Her influence was widely felt -- in 1946 she would play a leading role in the acquiring of accreditation from the North Central Association of Colleges. And she was not alone in seeing the war as a means to crystallize intellectual views toward a Christian universalism. A colleague, Religion Professor Frank B. Lewis, went so far as advocating a "Christian College War Training Service." As well, he touted a "new measure of strength -- mental, physical and spiritual." This type of activist Protestantism reflected a liberal version of Evangelicalism. Not for nothing that after the full horrors of the war became known that many took solace in religion.

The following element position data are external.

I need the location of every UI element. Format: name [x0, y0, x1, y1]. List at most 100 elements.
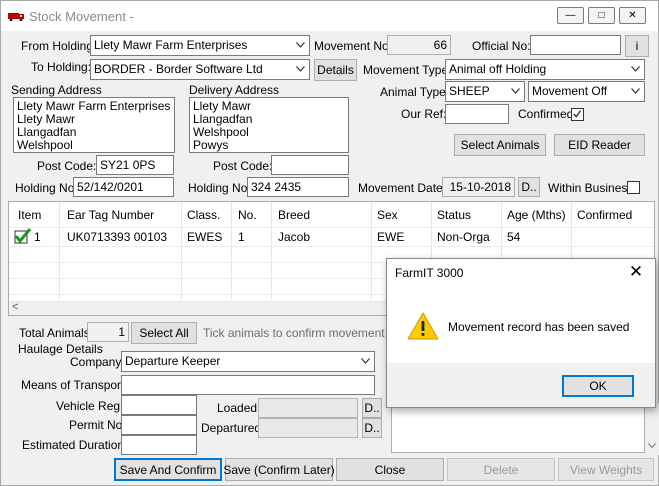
- info-icon: i: [635, 39, 639, 53]
- permit-no-label: Permit No:: [69, 418, 126, 432]
- close-icon: ✕: [628, 262, 644, 281]
- column-header-sex[interactable]: Sex: [377, 208, 398, 222]
- column-header-item[interactable]: Item: [18, 208, 41, 222]
- column-header-age[interactable]: Age (Mths): [507, 208, 566, 222]
- movement-type-select[interactable]: Animal off Holding: [445, 59, 645, 80]
- close-button[interactable]: ✕: [619, 7, 646, 24]
- confirmed-tick-icon[interactable]: [14, 228, 32, 245]
- from-holding-label: From Holding:: [21, 39, 97, 53]
- scroll-down-icon[interactable]: [648, 443, 656, 448]
- delivery-post-code-label: Post Code:: [213, 159, 273, 173]
- sending-holding-no-input[interactable]: 52/142/0201: [73, 177, 174, 197]
- minimize-button[interactable]: —: [557, 7, 584, 24]
- official-no-input[interactable]: [530, 35, 621, 55]
- notes-vertical-scrollbar[interactable]: [645, 403, 659, 455]
- total-animals-label: Total Animals:: [19, 326, 94, 340]
- close-form-button[interactable]: Close: [336, 458, 444, 481]
- chevron-down-icon: [361, 358, 370, 364]
- view-weights-button[interactable]: View Weights: [558, 458, 654, 481]
- save-and-confirm-button[interactable]: Save And Confirm: [114, 458, 222, 481]
- message-dialog: FarmIT 3000 ✕ Movement record has been s…: [386, 258, 656, 408]
- cell-class: EWES: [187, 230, 223, 244]
- official-no-label: Official No:: [472, 39, 531, 53]
- grid-header: Item Ear Tag Number Class. No. Breed Sex…: [9, 202, 654, 228]
- movement-date-field[interactable]: 15-10-2018: [442, 177, 515, 197]
- column-header-ear-tag[interactable]: Ear Tag Number: [67, 208, 154, 222]
- dialog-close-button[interactable]: ✕: [625, 262, 647, 282]
- movement-type-value: Animal off Holding: [449, 62, 547, 76]
- movement-type-label: Movement Type:: [363, 63, 452, 77]
- haulage-section-label: Haulage Details: [18, 342, 103, 356]
- cell-sex: EWE: [377, 230, 405, 244]
- sending-post-code-input[interactable]: SY21 0PS: [96, 155, 174, 175]
- close-icon: ✕: [628, 10, 637, 21]
- confirmed-checkbox[interactable]: [571, 108, 584, 121]
- cell-no: 1: [238, 230, 245, 244]
- official-no-info-button[interactable]: i: [625, 35, 649, 57]
- company-value: Departure Keeper: [125, 354, 221, 368]
- delivery-post-code-input[interactable]: [271, 155, 349, 175]
- delivery-holding-no-input[interactable]: 324 2435: [247, 177, 349, 197]
- movement-date-label: Movement Date:: [358, 181, 447, 195]
- movement-direction-value: Movement Off: [532, 84, 608, 98]
- column-header-class[interactable]: Class.: [187, 208, 220, 222]
- column-header-breed[interactable]: Breed: [278, 208, 310, 222]
- loaded-date-picker-button[interactable]: D..: [362, 398, 382, 418]
- chevron-down-icon: [296, 66, 305, 72]
- estimated-duration-input[interactable]: [121, 435, 197, 455]
- our-ref-input[interactable]: [445, 104, 509, 124]
- column-header-status[interactable]: Status: [437, 208, 471, 222]
- delivery-address-line: Powys: [193, 138, 229, 152]
- vehicle-reg-label: Vehicle Reg:: [56, 399, 124, 413]
- details-button[interactable]: Details: [314, 59, 357, 81]
- movement-date-picker-button[interactable]: D..: [518, 177, 540, 197]
- delete-button[interactable]: Delete: [447, 458, 555, 481]
- transport-label: Means of Transport:: [21, 378, 128, 392]
- column-header-no[interactable]: No.: [238, 208, 257, 222]
- save-confirm-later-button[interactable]: Save (Confirm Later): [223, 458, 335, 481]
- delivery-address-text[interactable]: Llety Mawr Llangadfan Welshpool Powys: [189, 97, 349, 153]
- chevron-down-icon: [631, 66, 640, 72]
- scroll-left-icon[interactable]: <: [12, 301, 18, 313]
- notes-textarea[interactable]: [391, 403, 645, 453]
- sending-address-text[interactable]: Llety Mawr Farm Enterprises Llety Mawr L…: [13, 97, 175, 153]
- chevron-down-icon: [631, 88, 640, 94]
- within-business-checkbox[interactable]: [627, 181, 640, 194]
- vehicle-reg-input[interactable]: [121, 395, 197, 415]
- departured-date-picker-button[interactable]: D..: [362, 418, 382, 438]
- select-all-button[interactable]: Select All: [131, 322, 197, 344]
- estimated-duration-label: Estimated Duration:: [22, 438, 128, 452]
- movement-no-label: Movement No:: [314, 39, 393, 53]
- transport-input[interactable]: [121, 375, 375, 395]
- warning-icon: [407, 312, 439, 340]
- confirm-hint-text: Tick animals to confirm movement: [203, 326, 385, 340]
- column-header-confirmed[interactable]: Confirmed: [577, 208, 632, 222]
- eid-reader-button[interactable]: EID Reader: [554, 134, 645, 156]
- sending-holding-no-label: Holding No:: [15, 181, 78, 195]
- maximize-button[interactable]: □: [588, 7, 615, 24]
- departured-field[interactable]: [258, 418, 358, 438]
- departured-label: Departured:: [201, 421, 265, 435]
- select-animals-button[interactable]: Select Animals: [454, 134, 546, 156]
- within-business-label: Within Business: [548, 181, 634, 195]
- company-select[interactable]: Departure Keeper: [121, 351, 375, 372]
- table-row[interactable]: 1 UK0713393 00103 EWES 1 Jacob EWE Non-O…: [9, 228, 654, 246]
- permit-no-input[interactable]: [121, 415, 197, 435]
- cell-age: 54: [507, 230, 521, 244]
- checkmark-icon: [573, 110, 581, 118]
- movement-direction-select[interactable]: Movement Off: [528, 81, 645, 102]
- animal-type-select[interactable]: SHEEP: [445, 81, 525, 102]
- ok-button[interactable]: OK: [562, 375, 634, 397]
- to-holding-value: BORDER - Border Software Ltd: [94, 62, 263, 76]
- window-title: Stock Movement -: [29, 9, 134, 24]
- loaded-field[interactable]: [258, 398, 358, 418]
- cell-status: Non-Orga: [437, 230, 490, 244]
- movement-no-field: 66: [387, 35, 451, 55]
- cell-breed: Jacob: [278, 230, 311, 244]
- to-holding-select[interactable]: BORDER - Border Software Ltd: [90, 59, 310, 80]
- from-holding-select[interactable]: Llety Mawr Farm Enterprises: [90, 35, 310, 56]
- chevron-down-icon: [511, 88, 520, 94]
- delivery-holding-no-label: Holding No:: [188, 181, 251, 195]
- sending-address-label: Sending Address: [11, 83, 102, 97]
- from-holding-value: Llety Mawr Farm Enterprises: [94, 38, 248, 52]
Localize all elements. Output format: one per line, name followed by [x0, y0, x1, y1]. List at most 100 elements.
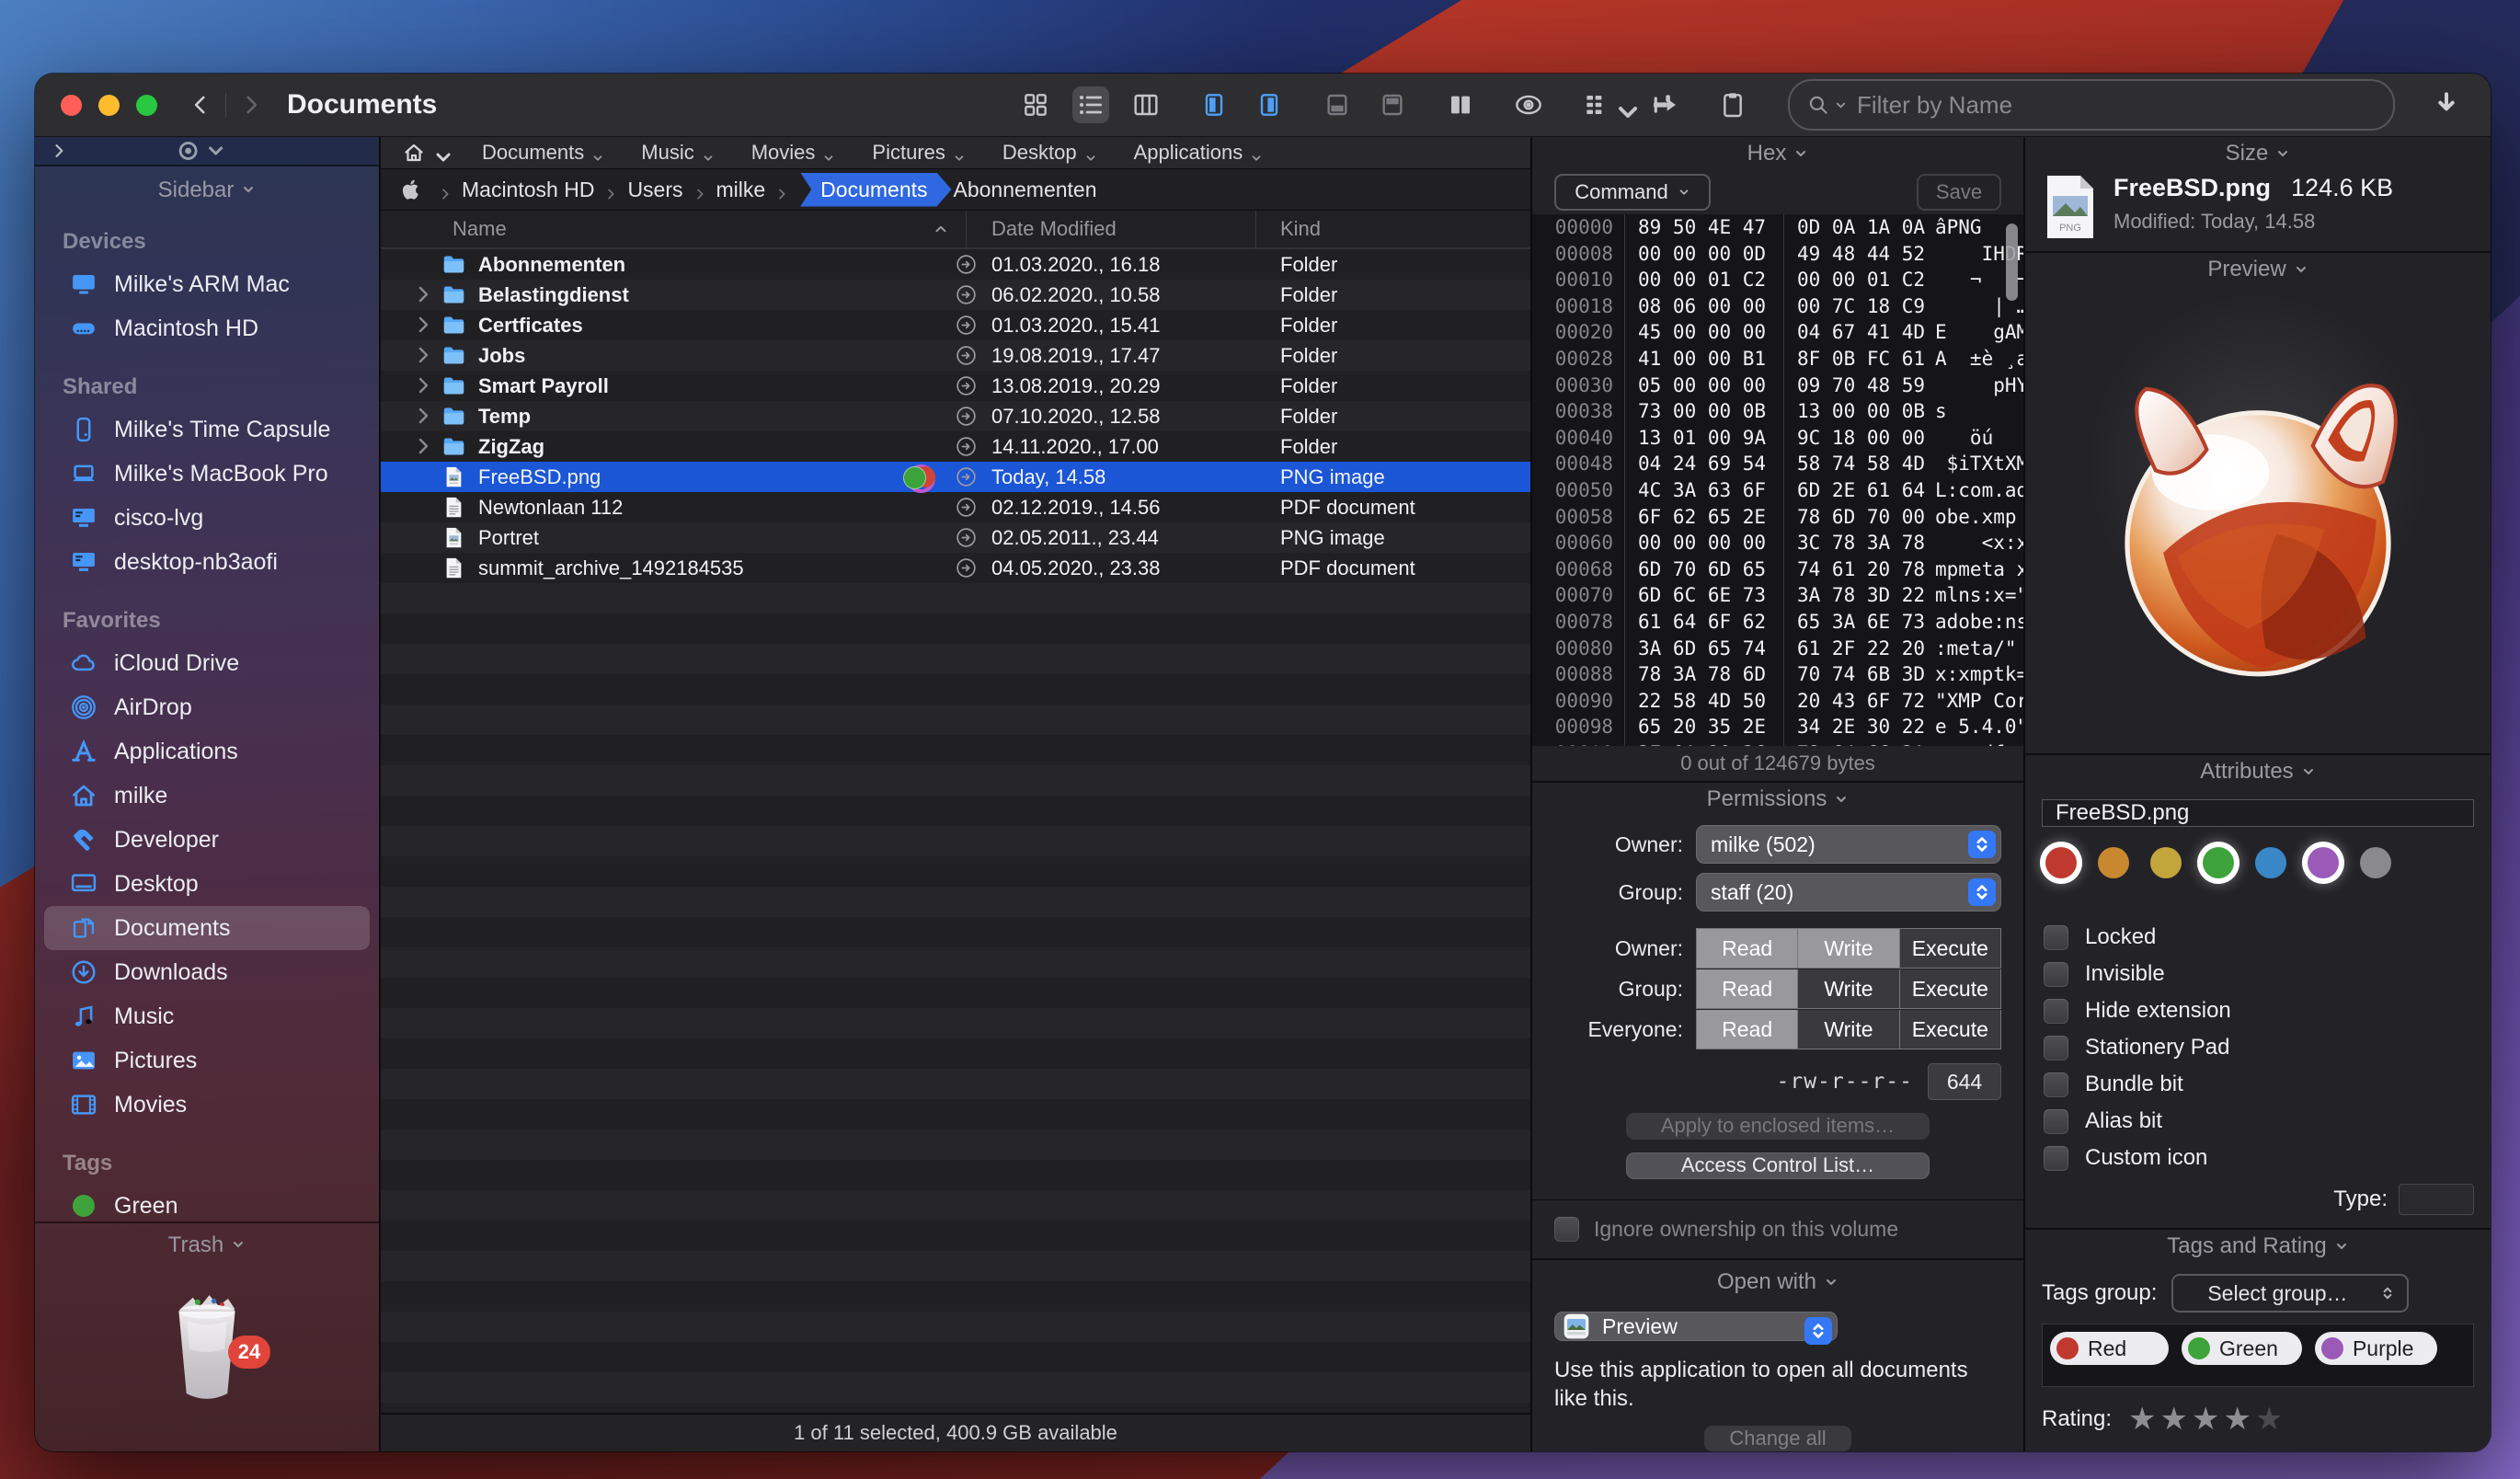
tag-color-orange[interactable] [2098, 847, 2129, 878]
permission-everyone-read[interactable]: Read [1697, 1010, 1797, 1049]
permission-everyone-execute[interactable]: Execute [1900, 1010, 2000, 1049]
list-view-button[interactable] [1072, 86, 1109, 123]
permission-group-execute[interactable]: Execute [1900, 969, 2000, 1008]
permission-owner-read[interactable]: Read [1697, 929, 1797, 968]
dual-pane-right-button[interactable] [1251, 86, 1288, 123]
path-menu-applications[interactable]: Applications [1134, 141, 1264, 165]
go-to-arrow-icon[interactable] [955, 344, 978, 367]
file-row[interactable]: ZigZag14.11.2020., 17.00Folder [381, 431, 1530, 462]
checkbox-alias-bit[interactable] [2044, 1109, 2068, 1134]
close-button[interactable] [61, 95, 82, 116]
file-row[interactable]: Jobs19.08.2019., 17.47Folder [381, 340, 1530, 371]
clipboard-button[interactable] [1714, 86, 1751, 123]
breadcrumb-segment-macintosh-hd[interactable]: Macintosh HD [462, 178, 594, 202]
hex-row[interactable]: 000803A 6D 65 7461 2F 22 20:meta/" [1532, 636, 2023, 662]
file-row[interactable]: Portret02.05.2011., 23.44PNG image [381, 522, 1530, 553]
go-to-arrow-icon[interactable] [955, 253, 978, 276]
breadcrumb-segment-users[interactable]: Users [627, 178, 682, 202]
hex-row[interactable]: 000586F 62 65 2E78 6D 70 00obe.xmp [1532, 504, 2023, 531]
sidebar-item-macintosh-hd[interactable]: Macintosh HD [44, 306, 370, 350]
hex-row[interactable]: 0002045 00 00 0004 67 41 4DE gAM [1532, 319, 2023, 346]
disclosure-triangle-icon[interactable] [412, 435, 434, 457]
dual-pane-left-button[interactable] [1196, 86, 1232, 123]
tag-pill-purple[interactable]: Purple [2315, 1332, 2437, 1365]
sidebar-item-developer[interactable]: Developer [44, 818, 370, 862]
column-name[interactable]: Name [452, 211, 507, 247]
permission-owner-write[interactable]: Write [1798, 929, 1898, 968]
owner-popup[interactable]: milke (502) [1696, 825, 2001, 864]
trash-header[interactable]: Trash [35, 1223, 379, 1260]
tag-color-gray[interactable] [2360, 847, 2391, 878]
go-to-arrow-icon[interactable] [955, 405, 978, 428]
file-row[interactable]: FreeBSD.pngToday, 14.58PNG image [381, 462, 1530, 492]
path-menu-pictures[interactable]: Pictures [872, 141, 965, 165]
hex-row[interactable]: 0009022 58 4D 5020 43 6F 72"XMP Cor [1532, 688, 2023, 715]
disclosure-triangle-icon[interactable] [412, 374, 434, 396]
tags-rating-header[interactable]: Tags and Rating [2025, 1230, 2491, 1263]
breadcrumb-segment-abonnementen[interactable]: Abonnementen [954, 178, 1097, 202]
sidebar-item-movies[interactable]: Movies [44, 1083, 370, 1127]
file-row[interactable]: summit_archive_149218453504.05.2020., 23… [381, 553, 1530, 583]
hex-row[interactable]: 0006000 00 00 003C 78 3A 78 <x:x [1532, 530, 2023, 556]
sidebar-item-downloads[interactable]: Downloads [44, 950, 370, 994]
device-selector[interactable] [178, 140, 227, 162]
breadcrumb-segment-milke[interactable]: milke [716, 178, 766, 202]
hex-row[interactable]: 0002841 00 00 B18F 0B FC 61A ±è ¸a [1532, 346, 2023, 373]
checkbox-hide-extension[interactable] [2044, 999, 2068, 1024]
hex-row[interactable]: 0001808 06 00 0000 7C 18 C9 | … [1532, 293, 2023, 320]
path-menu-movies[interactable]: Movies [751, 141, 836, 165]
save-button[interactable]: Save [1917, 174, 2001, 211]
file-row[interactable]: Abonnementen01.03.2020., 16.18Folder [381, 249, 1530, 280]
rating-star-4[interactable]: ★ [2224, 1402, 2255, 1437]
disclosure-triangle-icon[interactable] [412, 344, 434, 366]
checkbox-locked[interactable] [2044, 925, 2068, 950]
permission-group-write[interactable]: Write [1798, 969, 1898, 1008]
attributes-header[interactable]: Attributes [2025, 755, 2491, 788]
checkbox-custom-icon[interactable] [2044, 1146, 2068, 1171]
hex-row[interactable]: 0004013 01 00 9A9C 18 00 00 öú [1532, 425, 2023, 452]
sidebar-item-applications[interactable]: Applications [44, 729, 370, 774]
sidebar-item-desktop[interactable]: Desktop [44, 862, 370, 906]
file-row[interactable]: Temp07.10.2020., 12.58Folder [381, 401, 1530, 431]
top-pane-button[interactable] [1374, 86, 1411, 123]
zoom-button[interactable] [136, 95, 157, 116]
go-to-arrow-icon[interactable] [955, 283, 978, 306]
sidebar-item-icloud-drive[interactable]: iCloud Drive [44, 641, 370, 685]
disclosure-triangle-icon[interactable] [412, 405, 434, 427]
access-control-list-button[interactable]: Access Control List… [1626, 1152, 1930, 1179]
hex-header[interactable]: Hex [1532, 137, 2023, 170]
checkbox-invisible[interactable] [2044, 962, 2068, 987]
file-row[interactable]: Belastingdienst06.02.2020., 10.58Folder [381, 280, 1530, 310]
permission-everyone-write[interactable]: Write [1798, 1010, 1898, 1049]
sidebar-collapse-icon[interactable] [50, 142, 68, 160]
hex-scrollbar-thumb[interactable] [2006, 224, 2018, 301]
hex-dump[interactable]: 0000089 50 4E 470D 0A 1A 0AâPNG 0000800 … [1532, 214, 2023, 746]
go-to-arrow-icon[interactable] [955, 556, 978, 579]
tag-pill-red[interactable]: Red [2050, 1332, 2169, 1365]
preview-header[interactable]: Preview [2025, 253, 2491, 286]
rating-star-5[interactable]: ★ [2255, 1402, 2286, 1437]
path-menu-documents[interactable]: Documents [482, 141, 604, 165]
hex-row[interactable]: 0000800 00 00 0D49 48 44 52 IHDR [1532, 241, 2023, 268]
size-header[interactable]: Size [2025, 137, 2491, 170]
sidebar-item-pictures[interactable]: Pictures [44, 1038, 370, 1083]
group-popup[interactable]: staff (20) [1696, 873, 2001, 911]
hex-row[interactable]: 0003005 00 00 0009 70 48 59 pHY [1532, 373, 2023, 399]
permissions-header[interactable]: Permissions [1532, 783, 2023, 816]
go-to-arrow-icon[interactable] [955, 314, 978, 337]
view-options-button[interactable] [1578, 86, 1615, 123]
column-date-modified[interactable]: Date Modified [991, 211, 1117, 247]
minimize-button[interactable] [98, 95, 120, 116]
hex-row[interactable]: 0000089 50 4E 470D 0A 1A 0AâPNG [1532, 214, 2023, 241]
hex-row[interactable]: 0009865 20 35 2E34 2E 30 22e 5.4.0" [1532, 714, 2023, 740]
go-to-arrow-icon[interactable] [955, 465, 978, 488]
sidebar-item-airdrop[interactable]: AirDrop [44, 685, 370, 729]
icons-view-button[interactable] [1017, 86, 1054, 123]
path-menu-desktop[interactable]: Desktop [1002, 141, 1097, 165]
split-view-button[interactable] [1442, 86, 1479, 123]
command-dropdown[interactable]: Command [1554, 174, 1711, 211]
forward-button[interactable] [239, 93, 263, 117]
sidebar-item-documents[interactable]: Documents [44, 906, 370, 950]
rating-stars[interactable]: ★★★★★ [2128, 1405, 2286, 1433]
hex-row[interactable]: 0007861 64 6F 6265 3A 6E 73adobe:ns [1532, 609, 2023, 636]
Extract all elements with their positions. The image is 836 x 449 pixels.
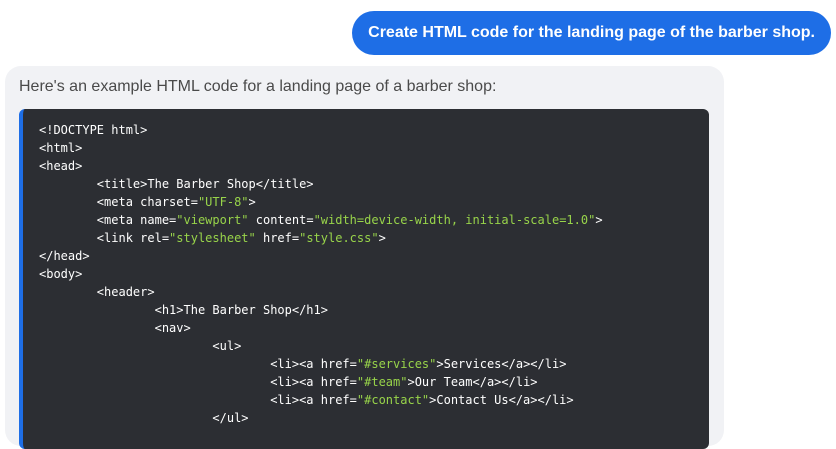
code-string-token: "style.css"	[299, 231, 379, 245]
code-token: >	[595, 213, 603, 227]
code-line: <title>The Barber Shop</title>	[39, 175, 603, 193]
code-string-token: "UTF-8"	[197, 195, 249, 209]
code-line: <!DOCTYPE html>	[39, 121, 603, 139]
code-line: <header>	[39, 283, 603, 301]
code-token: >	[248, 195, 256, 209]
code-token: <head>	[39, 159, 83, 173]
code-line: <meta name="viewport" content="width=dev…	[39, 211, 603, 229]
code-string-token: "width=device-width, initial-scale=1.0"	[313, 213, 596, 227]
code-token: <link rel=	[39, 231, 170, 245]
code-token: <html>	[39, 141, 83, 155]
code-line: <head>	[39, 157, 603, 175]
code-line: </head>	[39, 247, 603, 265]
chat-screen: { "user_message": "Create HTML code for …	[0, 0, 836, 449]
code-token: >Our Team</a></li>	[407, 375, 538, 389]
user-message-bubble: Create HTML code for the landing page of…	[352, 11, 831, 55]
code-token: <body>	[39, 267, 83, 281]
code-token: <!DOCTYPE html>	[39, 123, 148, 137]
code-string-token: "stylesheet"	[169, 231, 256, 245]
code-token: <h1>The Barber Shop</h1>	[39, 303, 328, 317]
code-token: </head>	[39, 249, 90, 263]
code-line: <ul>	[39, 337, 603, 355]
code-line: <meta charset="UTF-8">	[39, 193, 603, 211]
code-lines: <!DOCTYPE html> <html> <head> <title>The B…	[39, 121, 603, 427]
code-token: <li><a href=	[39, 375, 357, 389]
code-string-token: "#services"	[356, 357, 437, 371]
code-token: <nav>	[39, 321, 191, 335]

In the 1950s, church attendance soared.

 

 

After the war, D&E flourished with the return of veterans eager to take advantage of the Serviceman's Readjustment Act of 1944 or the "GI Bill of Rights." Trying not to make the mistake of simply offering a "bonus" (as was the case with World War I), Congress tried to offer veterans a life-changing experience, such as owning a home or getting a crack at higher education. Suddenly a generation that had all but ruled out college in the early 1940s was now eligible to attend at the pleasure of the federal government.

 

Unlike previous D&E students, they were not enamored of May poles or football. They were all business. Still donning uniforms, this "GI generation" transformed academia. Many within the academic community were horrified at the prospect of over-aged and demanding students champing at the bit to return to the outside as soon as possible. "Colleges and universities will find themselves converted into educational hobo jungles," sniffed University of Chicago President Robert Maynard Hutchins, "and veterans...will find themselves educational hobos." But as historian David Kennedy observed, they "were highly motivated students" who gave a boost to institutions of higher learning.

 

D&E and Purdum celebrated rather than scoffed at the prospect of these returning veterans. Having seen so many come into Elkins during the war, Davis & Elkins was more than prepared to meet the challenge. From 98 students in 1944-1945 and 303 in 1945-1946, D&E saw a jump to 744 in 1946-1947. Of this total, 447 were veterans. In 1947-1948, 941 attended the college, including 878 full-time. Impatient veterans swelled the ranks of summer school, reaching a high of 501.

 

D&E's reputation as an "excellent" trainer of air crews helped it land an Air Force Reserve Officer Training Corps in July 1951. D&E also received full accreditation from the North Central Association in 1946. The war years transformed the "college on the hill" to a first-rate liberal arts college. As much in American life, things would never to be the same after the war -- one that inadvertently launched a greater social revolution than was envisioned by the New Deal.